# Loading Data for Partizan 2022/23 Analysis

## Overview
This notebook is the first step in analyzing the 2022-2023 EuroLeague season performance of the Partizan basketball team. The goal is to load the raw EuroLeague box score dataset, filter it for Partizan’s 2022/23 season data, and save the filtered data for further cleaning and analysis. This ensures we start with a focused dataset relevant to our project. The dataset is sourced from Kaggle and contains EuroLeague box scores from multiple seasons, including team and player statistics for all games.

The first step is to load the raw EuroLeague box score dataset from a CSV file. The dataset contains game-by-game statistics for all teams and players in the EuroLeague. Since column 10 contains mixed data types (strings and integers), we specify its type as a string to avoid loading errors.



In [None]:
# loading data
import pandas as pd

file_path = "../data/euroleague_box_score.csv"

# specify the data type for column 10 because it contains strings and integers
dtype_spec = {10: str}

df = pd.read_csv(file_path, dtype=dtype_spec)

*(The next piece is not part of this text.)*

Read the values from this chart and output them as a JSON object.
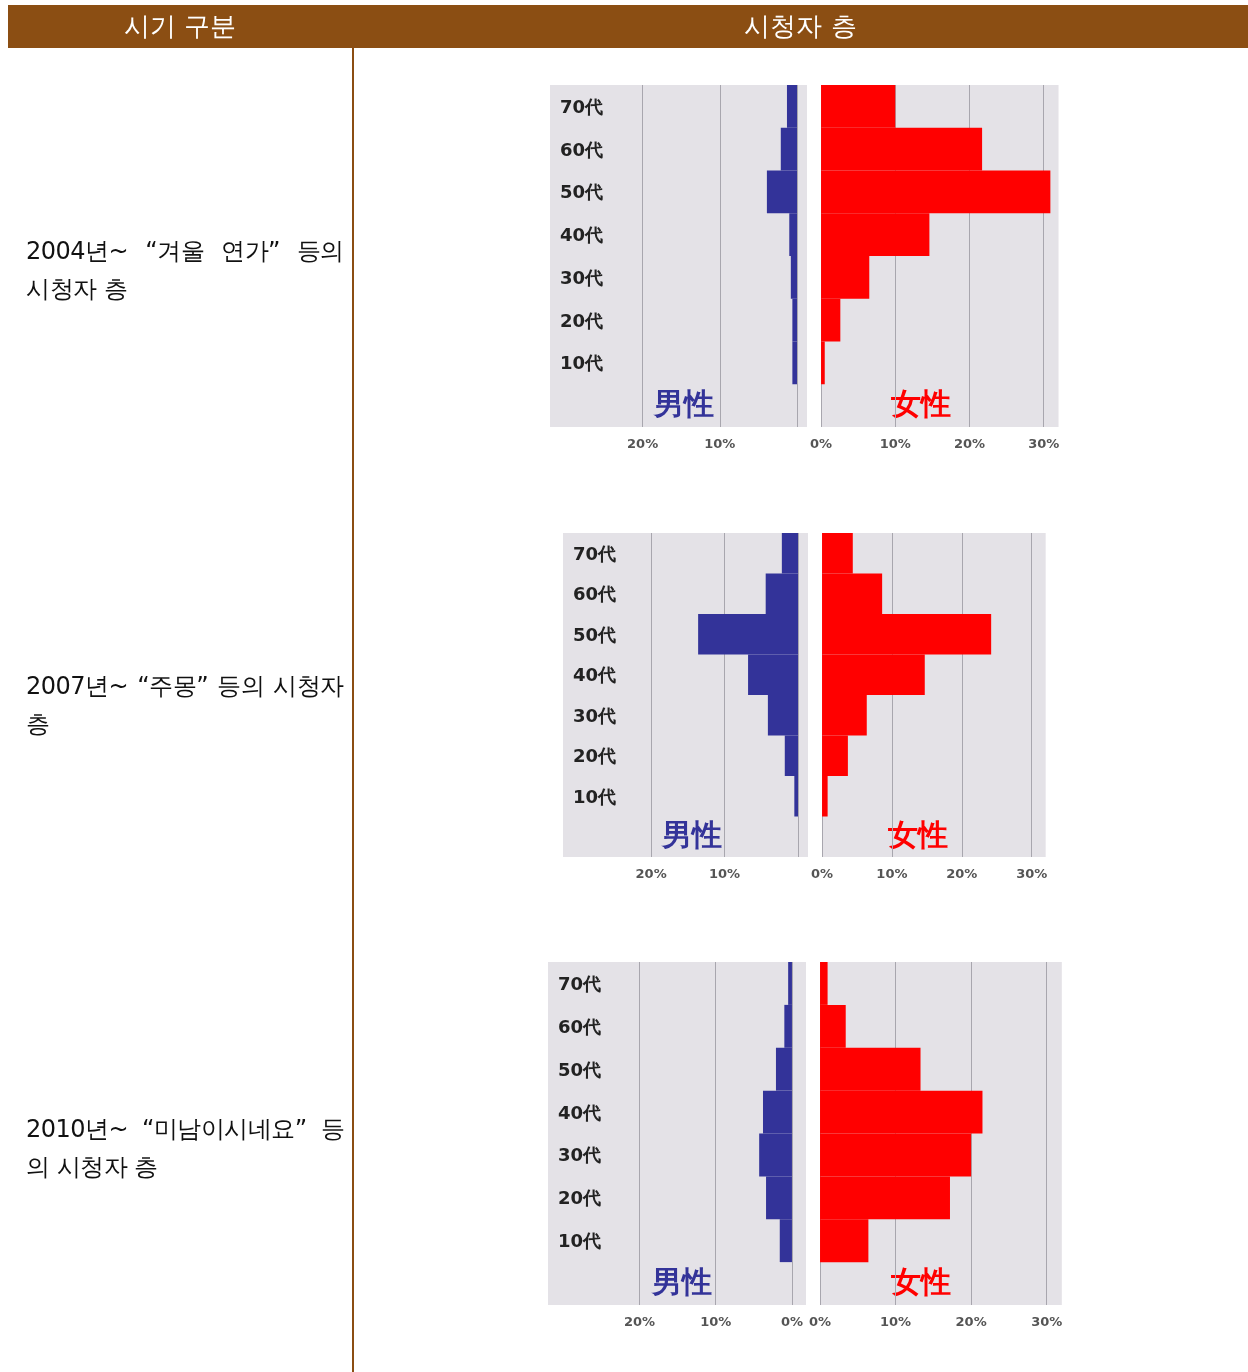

The dataset is successfully loaded into a pandas DataFrame `df`. This DataFrame contains all EuroLeague box score data, including team and player statistics across multiple seasons. Specifying the data type for column 10 ensures that mixed data (e.g., strings like "DNP" or integers for stats) is handled correctly.

In [9]:
# filter the data for the Partizan team in the 2022 season
partizan_2022 = df[(df['team_id'] == 'PAR') & (df['season_code'] == 'E2022')]

partizan_2022.head()


Unnamed: 0,game_player_id,game_id,game,round,phase,season_code,player_id,is_starter,is_playing,team_id,...,total_rebounds,assists,steals,turnovers,blocks_favour,blocks_against,fouls_committed,fouls_received,valuation,plus_minus
12507,E2022_309_P009862,E2022_309,MAD-PAR,35,PLAYOFFS,E2022,P009862,1.0,1.0,PAR,...,3,6,0,2,0,0,1,6,33,7
17315,E2022_325_P009862,E2022_325,MAD-PAR,39,PLAYOFFS,E2022,P009862,1.0,1.0,PAR,...,2,3,0,2,0,1,2,7,26,-9
17316,E2022_288_P009862,E2022_288,PAR-MAD,32,REGULAR SEASON,E2022,P009862,0.0,1.0,PAR,...,2,6,3,0,0,1,3,3,18,24
17318,E2022_127_P009862,E2022_127,ULK-PAR,15,REGULAR SEASON,E2022,P009862,0.0,1.0,PAR,...,5,2,1,1,1,0,1,4,17,-5
17320,E2022_269_P009862,E2022_269,PAR-OLY,30,REGULAR SEASON,E2022,P009862,1.0,1.0,PAR,...,1,3,0,1,0,1,2,4,15,6


The filtered DataFrame `partizan_2022` contains only the data for Partizan in the 2022/23 season. Displaying the DataFrame confirms that the filtering worked as expected, showing columns like player names, game stats, and team information for Partizan’s games. This subset includes both player-level and team-level box scores, which will be separated in later steps.

In [None]:
# save the data to a CSV file
partizan_2022.to_csv('partizan_2022_raw.csv', index=False)

## Conclusion
This notebook successfully loaded the raw EuroLeague box score dataset, filtered it for Partizan’s 2022/23 season, and saved the filtered data to a new CSV file. The resulting `partizan_2022_raw.csv` file contains all relevant data for Partizan, ready for cleaning and validation in the next steps. This ensures that subsequent analyses focus only on the data we need, improving efficiency and accuracy.

### Next Steps
- Proceed to `cleaning_data.ipynb` to handle missing values, standardize formats, and prepare the data for analysis.